Perciò vi incoraggio a unire gli sforzi mediante un’ampia alleanza educativa per formare generazioni salde nel bene, mature, capaci di superare le frammentazioni e di ricostruire il tessuto delle relazioni di modo che possiamo giungere a una umanità più fraterna. Si dice che siete il futuro, ma in queste cose siete il presente, siete quelli che stanno costruendo oggi, nel presente, il futuro. Il Patto Educativo Globale — che è stato lanciato nel 2019 — va in questa direzione e cerca di dare risposte condivise al cambiamento storico che l’umanità sta sperimentando e che la pandemia ha reso ancora più evidente. Le soluzioni tecniche e politiche non sono sufficienti se non sono sostenute dalla responsabilità di ogni membro e da un processo educativo che favorisca un modello culturale di sviluppo e di sostenibilità incentrato sulla fraternità e sull’alleanza tra l’essere umano e l’ambiente. Ci dev’essere armonia tra le persone, uomini e donne, e l’ambiente. Non siamo nemici, non siamo indifferenti. Facciamo parte di questa armonia cosmica.
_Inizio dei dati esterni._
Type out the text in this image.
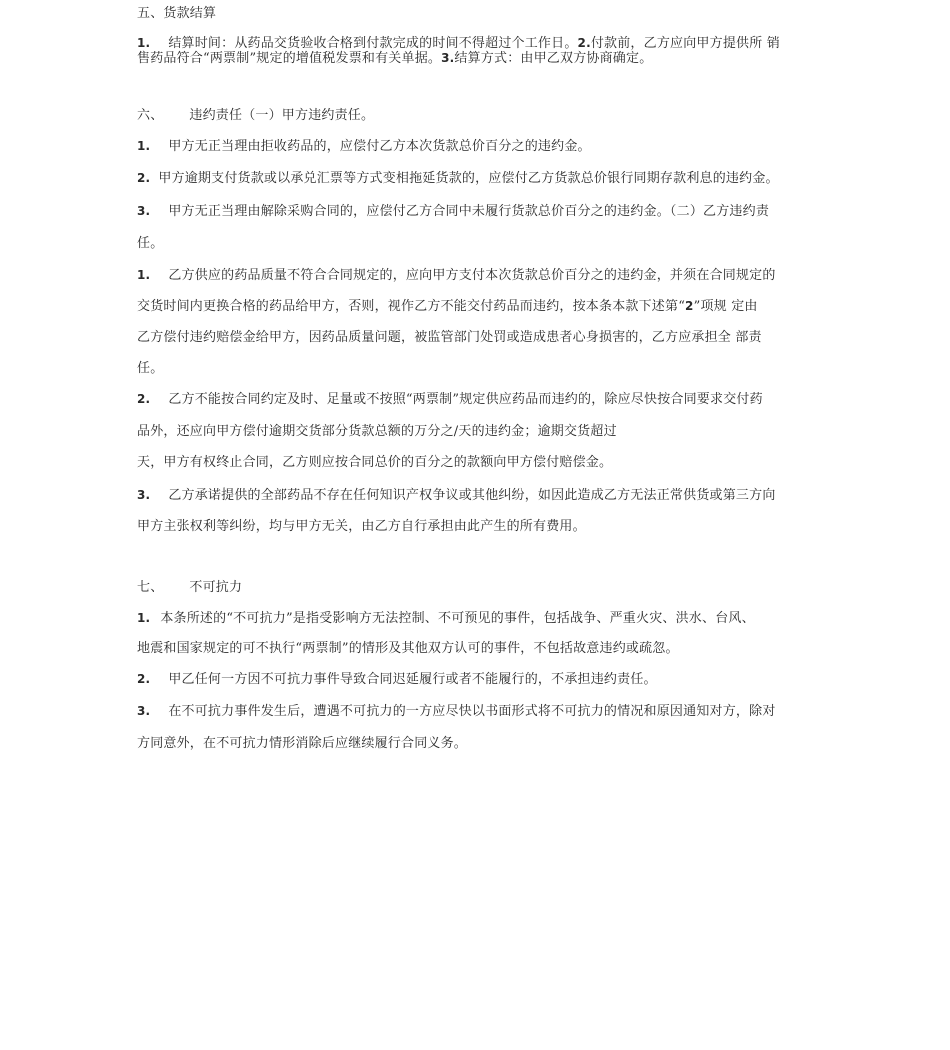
五、货款结算
1. 结算时间：从药品交货验收合格到付款完成的时间不得超过个工作日。2.付款前，乙方应向甲方提供所 销
售药品符合“两票制”规定的增值税发票和有关单据。3.结算方式：由甲乙双方协商确定。
六、 违约责任（一）甲方违约责任。
1. 甲方无正当理由拒收药品的，应偿付乙方本次货款总价百分之的违约金。
2. 甲方逾期支付货款或以承兑汇票等方式变相拖延货款的，应偿付乙方货款总价银行同期存款利息的违约金。
3. 甲方无正当理由解除采购合同的，应偿付乙方合同中未履行货款总价百分之的违约金。（二）乙方违约责
任。
1. 乙方供应的药品质量不符合合同规定的，应向甲方支付本次货款总价百分之的违约金，并须在合同规定的
交货时间内更换合格的药品给甲方，否则，视作乙方不能交付药品而违约，按本条本款下述第“2”项规 定由
乙方偿付违约赔偿金给甲方，因药品质量问题，被监管部门处罚或造成患者心身损害的，乙方应承担全 部责
任。
2. 乙方不能按合同约定及时、足量或不按照“两票制”规定供应药品而违约的，除应尽快按合同要求交付药
品外，还应向甲方偿付逾期交货部分货款总额的万分之/天的违约金；逾期交货超过
天，甲方有权终止合同，乙方则应按合同总价的百分之的款额向甲方偿付赔偿金。
3. 乙方承诺提供的全部药品不存在任何知识产权争议或其他纠纷，如因此造成乙方无法正常供货或第三方向
甲方主张权利等纠纷，均与甲方无关，由乙方自行承担由此产生的所有费用。
七、 不可抗力
1. 本条所述的“不可抗力”是指受影响方无法控制、不可预见的事件，包括战争、严重火灾、洪水、台风、
地震和国家规定的可不执行“两票制”的情形及其他双方认可的事件，不包括故意违约或疏忽。
2. 甲乙任何一方因不可抗力事件导致合同迟延履行或者不能履行的，不承担违约责任。
3. 在不可抗力事件发生后，遭遇不可抗力的一方应尽快以书面形式将不可抗力的情况和原因通知对方，除对
方同意外，在不可抗力情形消除后应继续履行合同义务。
Attraverso idee e progetti comuni si potranno trovare soluzioni che superino la povertà energetica e che pongano la cura dei beni comuni al centro delle politiche nazionali e internazionali, favorendo la produzione sostenibile, l’economia circolare, la messa in comune delle tecnologie adeguate. È il momento di prendere decisioni sagge affinché si sappiano valorizzare le molte esperienze acquisite negli ultimi anni, al fine di rendere possibile una cultura della cura, una cultura del condividere responsabile.

Accompagno il vostro cammino e vi incoraggio a portare avanti il lavoro per il bene dell’umanità. Dio vi benedica tutti! Grazie.